Review Dead of Winter

I read Dead Leaves by Kealan Patrick Burke and added Dead of Winter immediately to the list. Dead Leaves is a great novel to read at Halloween and during autumn. Dead of Winter, which targets Christmas and wintertime, is not quite at the level as its cousin collection.

A sample of the stories include mysterious snowmen who appear out of nowhere, a man trapped with his failing-memory father, and a snowstorm that empties a small town. The creep factor of the stories increases at how Burke expresses the isolation winter naturally brings. This sense of loneliness pervades most of the stories and works to their advantage. And the writing is quite good. I have no doubt Kealan Patrick Burke is a master storyteller. All the stories kept me glued to the page.

Yet.

Snowmen, Father Christmas, and winter storms are all present, yet the predominant feeling I left this collection with was depression rather than fear.

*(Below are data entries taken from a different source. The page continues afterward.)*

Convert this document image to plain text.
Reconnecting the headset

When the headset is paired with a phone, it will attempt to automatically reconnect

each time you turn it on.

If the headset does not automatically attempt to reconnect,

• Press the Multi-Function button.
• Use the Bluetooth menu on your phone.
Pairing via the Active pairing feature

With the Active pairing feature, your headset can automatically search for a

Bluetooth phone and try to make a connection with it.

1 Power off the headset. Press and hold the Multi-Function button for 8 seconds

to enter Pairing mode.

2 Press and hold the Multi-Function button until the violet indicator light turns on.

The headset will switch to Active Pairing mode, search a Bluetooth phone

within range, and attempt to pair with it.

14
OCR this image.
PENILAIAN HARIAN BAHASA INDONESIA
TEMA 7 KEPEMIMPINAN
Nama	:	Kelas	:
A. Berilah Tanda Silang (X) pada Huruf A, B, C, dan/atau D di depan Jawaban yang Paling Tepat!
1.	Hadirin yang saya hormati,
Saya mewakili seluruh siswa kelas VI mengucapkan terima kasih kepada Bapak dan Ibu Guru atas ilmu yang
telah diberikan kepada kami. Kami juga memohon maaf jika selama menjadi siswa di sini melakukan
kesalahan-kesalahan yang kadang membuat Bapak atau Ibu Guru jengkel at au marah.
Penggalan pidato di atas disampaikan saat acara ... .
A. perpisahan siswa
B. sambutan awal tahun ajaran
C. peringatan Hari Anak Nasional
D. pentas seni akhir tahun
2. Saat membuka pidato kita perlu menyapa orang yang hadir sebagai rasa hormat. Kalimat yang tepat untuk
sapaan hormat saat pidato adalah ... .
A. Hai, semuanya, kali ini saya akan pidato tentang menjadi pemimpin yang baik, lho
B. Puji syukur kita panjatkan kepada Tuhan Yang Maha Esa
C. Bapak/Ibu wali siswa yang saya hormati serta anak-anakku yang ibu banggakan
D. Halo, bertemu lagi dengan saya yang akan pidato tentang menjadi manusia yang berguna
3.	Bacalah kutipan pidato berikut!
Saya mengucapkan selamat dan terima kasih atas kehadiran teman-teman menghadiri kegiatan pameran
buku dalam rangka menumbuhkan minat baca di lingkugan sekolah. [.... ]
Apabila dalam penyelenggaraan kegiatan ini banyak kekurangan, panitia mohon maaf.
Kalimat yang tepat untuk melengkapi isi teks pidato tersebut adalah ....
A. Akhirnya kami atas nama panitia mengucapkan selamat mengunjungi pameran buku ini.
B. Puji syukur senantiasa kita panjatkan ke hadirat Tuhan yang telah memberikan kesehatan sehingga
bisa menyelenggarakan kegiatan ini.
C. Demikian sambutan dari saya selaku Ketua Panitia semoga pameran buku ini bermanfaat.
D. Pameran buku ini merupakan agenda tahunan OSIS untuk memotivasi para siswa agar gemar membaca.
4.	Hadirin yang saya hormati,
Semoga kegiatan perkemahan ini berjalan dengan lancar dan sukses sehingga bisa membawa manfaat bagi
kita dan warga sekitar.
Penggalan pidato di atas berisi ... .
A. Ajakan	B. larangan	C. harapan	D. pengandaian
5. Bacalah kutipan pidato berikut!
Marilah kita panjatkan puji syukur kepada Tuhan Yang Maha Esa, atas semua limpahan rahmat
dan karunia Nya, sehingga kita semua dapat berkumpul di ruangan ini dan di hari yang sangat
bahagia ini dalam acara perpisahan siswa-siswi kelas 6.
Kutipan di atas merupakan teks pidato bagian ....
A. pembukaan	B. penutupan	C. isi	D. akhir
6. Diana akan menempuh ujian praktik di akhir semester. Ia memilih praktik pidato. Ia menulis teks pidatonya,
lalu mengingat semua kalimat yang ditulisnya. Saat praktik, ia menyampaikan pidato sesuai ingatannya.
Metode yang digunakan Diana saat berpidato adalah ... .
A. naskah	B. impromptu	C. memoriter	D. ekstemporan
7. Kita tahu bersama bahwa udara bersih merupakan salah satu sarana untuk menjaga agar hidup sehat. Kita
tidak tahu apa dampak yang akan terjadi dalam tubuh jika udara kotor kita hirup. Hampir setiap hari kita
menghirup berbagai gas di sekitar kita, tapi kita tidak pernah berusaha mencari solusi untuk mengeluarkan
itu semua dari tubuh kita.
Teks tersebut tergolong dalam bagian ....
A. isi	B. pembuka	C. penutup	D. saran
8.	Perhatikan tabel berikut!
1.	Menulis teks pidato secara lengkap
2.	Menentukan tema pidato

Some stories succeed better than others, Visitation Rights and They Know, but others left me (pardon the pun) cold. None of the offerings are not good, but do they belong in a collection that promises horror stories about winter? A few of these could have been set at any time of the year.

Overall, if you want your horror stories introspective, dourful, and more Poe than Lovecraft then this is a collection for you. Uncanny, speculative stories do exist here, but you’ll have to make your way through many of the offerings here to get to them.